Approximately 35% of injected 123I-MIBG was excreted by 6 h, with excretion starting within 30 min after injection. Due to this rapid urinary excretion, frequent voiding is to be recommended to minimize the absorbed dose, especially to the urinary bladder wall but also to the gonads and other urinary bladder surrounding tissues.

Future perspective

Application of the semi-quantitative parameters of myocardial 123I-MIBG uptake for prognostic assessment of patients with heart failure shows promise. However, estimates of the hazard ratio among studies differ substantially. This is reflected in the absence of 123I-MIBG in any of the current guidelines regarding either heart failure or myocardial scintigraphic imaging [32-36]. To apply uniform prognostic threshold values, unequivocal methods for obtaining semi-quantitative parameters of myocardial 123I-MIBG uptake have as yet to be established.
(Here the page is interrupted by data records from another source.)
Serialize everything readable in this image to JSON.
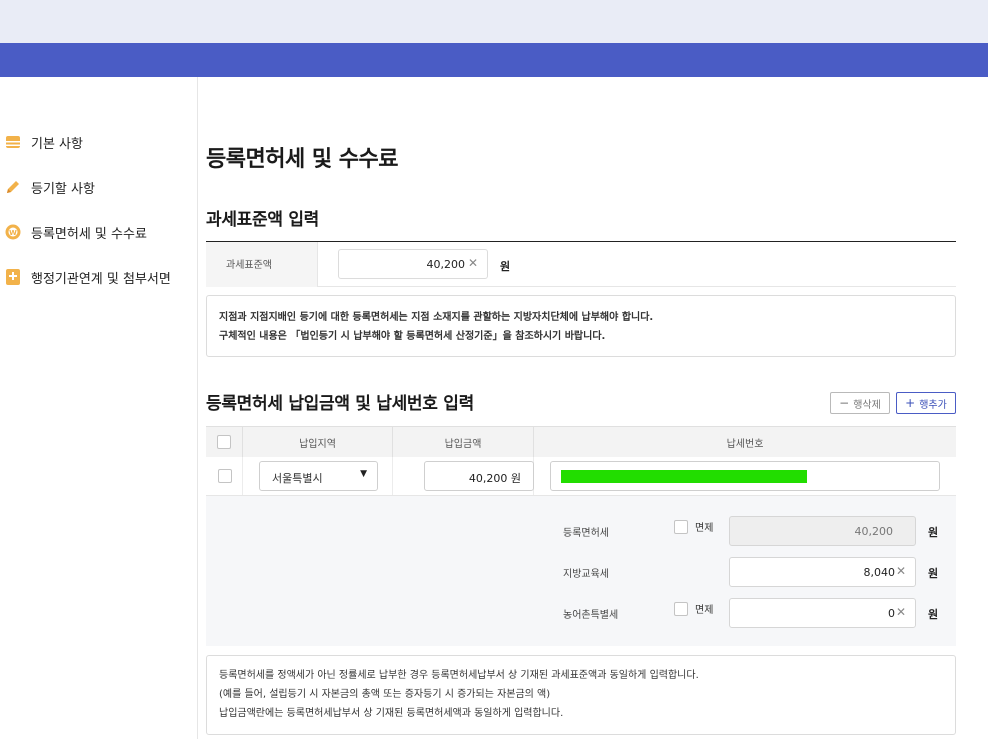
{
  "sidebar": {
    "items": [
      {
        "label": "기본 사항",
        "icon": "document-icon"
      },
      {
        "label": "등기할 사항",
        "icon": "pencil-icon"
      },
      {
        "label": "등록면허세 및 수수료",
        "icon": "coin-icon"
      },
      {
        "label": "행정기관연계 및 첨부서면",
        "icon": "plus-document-icon"
      }
    ]
  },
  "page": {
    "title": "등록면허세 및 수수료"
  },
  "tax_base": {
    "section_title": "과세표준액 입력",
    "label": "과세표준액",
    "value": "40,200",
    "unit": "원",
    "clear": "✕"
  },
  "notice1": {
    "line1": "지점과 지점지배인 등기에 대한 등록면허세는 지점 소재지를 관할하는 지방자치단체에 납부해야 합니다.",
    "line2": "구체적인 내용은 「법인등기 시 납부해야 할 등록면허세 산정기준」을 참조하시기 바랍니다."
  },
  "payment": {
    "section_title": "등록면허세 납입금액 및 납세번호 입력",
    "delete_label": "행삭제",
    "delete_symbol": "−",
    "add_label": "행추가",
    "add_symbol": "+",
    "columns": [
      "납입지역",
      "납입금액",
      "납세번호"
    ],
    "row": {
      "region": "서울특별시",
      "caret": "▼",
      "amount": "40,200 원"
    }
  },
  "details": {
    "registration_tax": {
      "label": "등록면허세",
      "exempt_label": "면제",
      "value": "40,200",
      "unit": "원"
    },
    "education_tax": {
      "label": "지방교육세",
      "value": "8,040",
      "unit": "원",
      "clear": "✕"
    },
    "rural_tax": {
      "label": "농어촌특별세",
      "exempt_label": "면제",
      "value": "0",
      "unit": "원",
      "clear": "✕"
    }
  },
  "notice2": {
    "line1": "등록면허세를 정액세가 아닌 정률세로 납부한 경우 등록면허세납부서 상 기재된 과세표준액과 동일하게 입력합니다.",
    "line2": "(예를 들어, 설립등기 시 자본금의 총액 또는 증자등기 시 증가되는 자본금의 액)",
    "line3": "납입금액란에는 등록면허세납부서 상 기재된 등록면허세액과 동일하게 입력합니다."
  },
  "colors": {
    "accent": "#4a5cc5",
    "top_bar": "#e9ecf6",
    "redacted": "#22dd00"
  }
}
It is conceivable that the substantially higher myocardial uptake with nca 123I-MIBG will lead to a lower variability and therefore to a better correlation with other (clinical) parameters of heart failure. In line with this, it is to be expected that, compared to ca 123I-MIBG, nca 123I-MIBG may perform better in the assessment of prognosis. However, this remains subject for future studies.

Conclusion

No-carrier-added 123I-MIBG yields a higher relative myocardial uptake and is associated with a higher myocardial retention. The difference between nca 123I-MIBG and ca 123I-MIBG in myocardial uptake did not result in major differences in estimated absorbed dose. For the assessment of cardiac sympathetic activity, nca 123I-MIBG is therefore to be preferred over ca 123I-MIBG.